“Compactly closed” subsets of a weak Hausdorff space

general-topology

A subspace $A$ of $X$ is $\underline{\text{compactly closed}}$ if for any compact Hausdorff space $K$ and any continuous map $g: K \to X$, the pre-image $g^{-1}(A)$ is closed in $K$.

A topological space $X$ is $\underline{\text{weak Hausdorff}}$ if for any compact Hausdorff space $K$ and every continuous map $g:K \to X$, the image $g(K)$ is closed in $X$.

In Chapter 5 of May's algebraic topology, he mentioned that when $X$ is weak Hausdorff, $A\subset X$ is compactly closed implies that the intersection of $A$ with each compact subset of $X$ is closed.

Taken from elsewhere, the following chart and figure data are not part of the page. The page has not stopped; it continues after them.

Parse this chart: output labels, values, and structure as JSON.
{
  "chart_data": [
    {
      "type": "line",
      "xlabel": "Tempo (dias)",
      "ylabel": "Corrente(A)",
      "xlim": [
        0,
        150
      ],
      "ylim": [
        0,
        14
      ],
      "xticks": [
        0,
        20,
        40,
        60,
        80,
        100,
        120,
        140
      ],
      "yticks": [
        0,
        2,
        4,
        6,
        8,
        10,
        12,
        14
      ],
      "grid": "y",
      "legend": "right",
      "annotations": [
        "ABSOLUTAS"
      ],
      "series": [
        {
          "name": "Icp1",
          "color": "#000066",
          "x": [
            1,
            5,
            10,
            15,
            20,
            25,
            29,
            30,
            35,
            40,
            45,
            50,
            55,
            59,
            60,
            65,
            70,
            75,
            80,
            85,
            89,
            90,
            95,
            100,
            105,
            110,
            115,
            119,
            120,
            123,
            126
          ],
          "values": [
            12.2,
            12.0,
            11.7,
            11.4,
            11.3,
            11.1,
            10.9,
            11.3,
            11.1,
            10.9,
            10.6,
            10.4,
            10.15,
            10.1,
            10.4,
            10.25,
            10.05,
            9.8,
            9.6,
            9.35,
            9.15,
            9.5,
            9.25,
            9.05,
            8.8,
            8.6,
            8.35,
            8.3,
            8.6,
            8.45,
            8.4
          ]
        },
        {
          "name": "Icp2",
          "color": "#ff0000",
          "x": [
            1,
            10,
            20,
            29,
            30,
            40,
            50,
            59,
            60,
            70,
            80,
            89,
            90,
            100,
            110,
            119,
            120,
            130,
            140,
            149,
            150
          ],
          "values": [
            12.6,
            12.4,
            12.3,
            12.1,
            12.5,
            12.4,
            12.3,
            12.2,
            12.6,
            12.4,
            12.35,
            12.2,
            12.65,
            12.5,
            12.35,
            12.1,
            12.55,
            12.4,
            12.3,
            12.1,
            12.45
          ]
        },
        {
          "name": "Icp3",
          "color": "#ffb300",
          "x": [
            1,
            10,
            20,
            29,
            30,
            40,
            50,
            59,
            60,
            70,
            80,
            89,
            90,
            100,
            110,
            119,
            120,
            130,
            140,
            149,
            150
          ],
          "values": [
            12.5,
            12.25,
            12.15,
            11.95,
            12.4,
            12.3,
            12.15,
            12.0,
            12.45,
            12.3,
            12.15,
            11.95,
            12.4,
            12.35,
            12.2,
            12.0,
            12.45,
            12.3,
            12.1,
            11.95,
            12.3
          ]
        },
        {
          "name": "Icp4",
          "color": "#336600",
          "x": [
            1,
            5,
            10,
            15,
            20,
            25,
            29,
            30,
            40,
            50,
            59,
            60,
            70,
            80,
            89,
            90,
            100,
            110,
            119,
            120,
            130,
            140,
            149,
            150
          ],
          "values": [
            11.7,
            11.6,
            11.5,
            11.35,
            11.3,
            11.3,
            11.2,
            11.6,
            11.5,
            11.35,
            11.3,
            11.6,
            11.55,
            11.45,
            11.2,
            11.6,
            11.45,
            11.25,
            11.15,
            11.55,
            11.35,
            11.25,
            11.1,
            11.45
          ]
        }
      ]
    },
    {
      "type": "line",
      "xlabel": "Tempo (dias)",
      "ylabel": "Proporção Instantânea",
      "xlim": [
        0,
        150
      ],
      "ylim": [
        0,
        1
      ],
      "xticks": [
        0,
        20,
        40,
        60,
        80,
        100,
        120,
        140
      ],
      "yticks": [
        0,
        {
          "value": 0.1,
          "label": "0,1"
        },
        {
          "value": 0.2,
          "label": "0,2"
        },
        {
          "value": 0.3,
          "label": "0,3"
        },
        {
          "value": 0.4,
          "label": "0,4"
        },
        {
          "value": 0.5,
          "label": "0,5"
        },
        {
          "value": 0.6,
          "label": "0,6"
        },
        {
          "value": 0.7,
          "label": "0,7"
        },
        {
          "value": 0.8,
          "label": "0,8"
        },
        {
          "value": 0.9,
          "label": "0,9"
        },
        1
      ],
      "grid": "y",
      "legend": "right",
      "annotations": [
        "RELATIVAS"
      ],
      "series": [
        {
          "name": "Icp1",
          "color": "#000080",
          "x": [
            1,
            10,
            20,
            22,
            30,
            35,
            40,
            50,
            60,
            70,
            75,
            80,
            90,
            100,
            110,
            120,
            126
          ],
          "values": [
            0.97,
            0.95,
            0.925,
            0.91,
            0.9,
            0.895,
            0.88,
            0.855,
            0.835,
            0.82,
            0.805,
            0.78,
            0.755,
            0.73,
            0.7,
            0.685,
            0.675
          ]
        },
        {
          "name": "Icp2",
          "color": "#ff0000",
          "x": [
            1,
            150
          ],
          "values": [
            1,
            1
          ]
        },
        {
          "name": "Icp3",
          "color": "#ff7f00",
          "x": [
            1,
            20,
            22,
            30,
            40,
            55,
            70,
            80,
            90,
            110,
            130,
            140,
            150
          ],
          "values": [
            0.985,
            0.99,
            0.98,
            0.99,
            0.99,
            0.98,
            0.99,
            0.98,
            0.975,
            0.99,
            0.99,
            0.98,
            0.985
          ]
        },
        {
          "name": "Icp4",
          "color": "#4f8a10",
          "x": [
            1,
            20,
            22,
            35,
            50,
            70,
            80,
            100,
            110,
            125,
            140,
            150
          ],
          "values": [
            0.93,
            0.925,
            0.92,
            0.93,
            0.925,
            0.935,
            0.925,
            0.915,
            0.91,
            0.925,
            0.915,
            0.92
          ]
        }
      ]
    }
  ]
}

I can see that $A\cap g(K)$ is closed in $X$, but I don't know how to generalize this to all compact subsets of $X$.

Best Answer

If $K \subseteq X$ is compact (which May uses to mean compact Hausdorff, as mentioned at the start of that paragraph (!)) then $i: K \to X$ (the embedding) is a continuous map from a compact space into $X$ so by weak Hausdorffness of $X$ we know that $i[K]=K$ is actually closed in $X$. And now, if $A$ is compactly closed, $i^{-1}[A]= A \cap K$ must be closed in $K$ and hence closed in $X$ too (closed in closed is closed).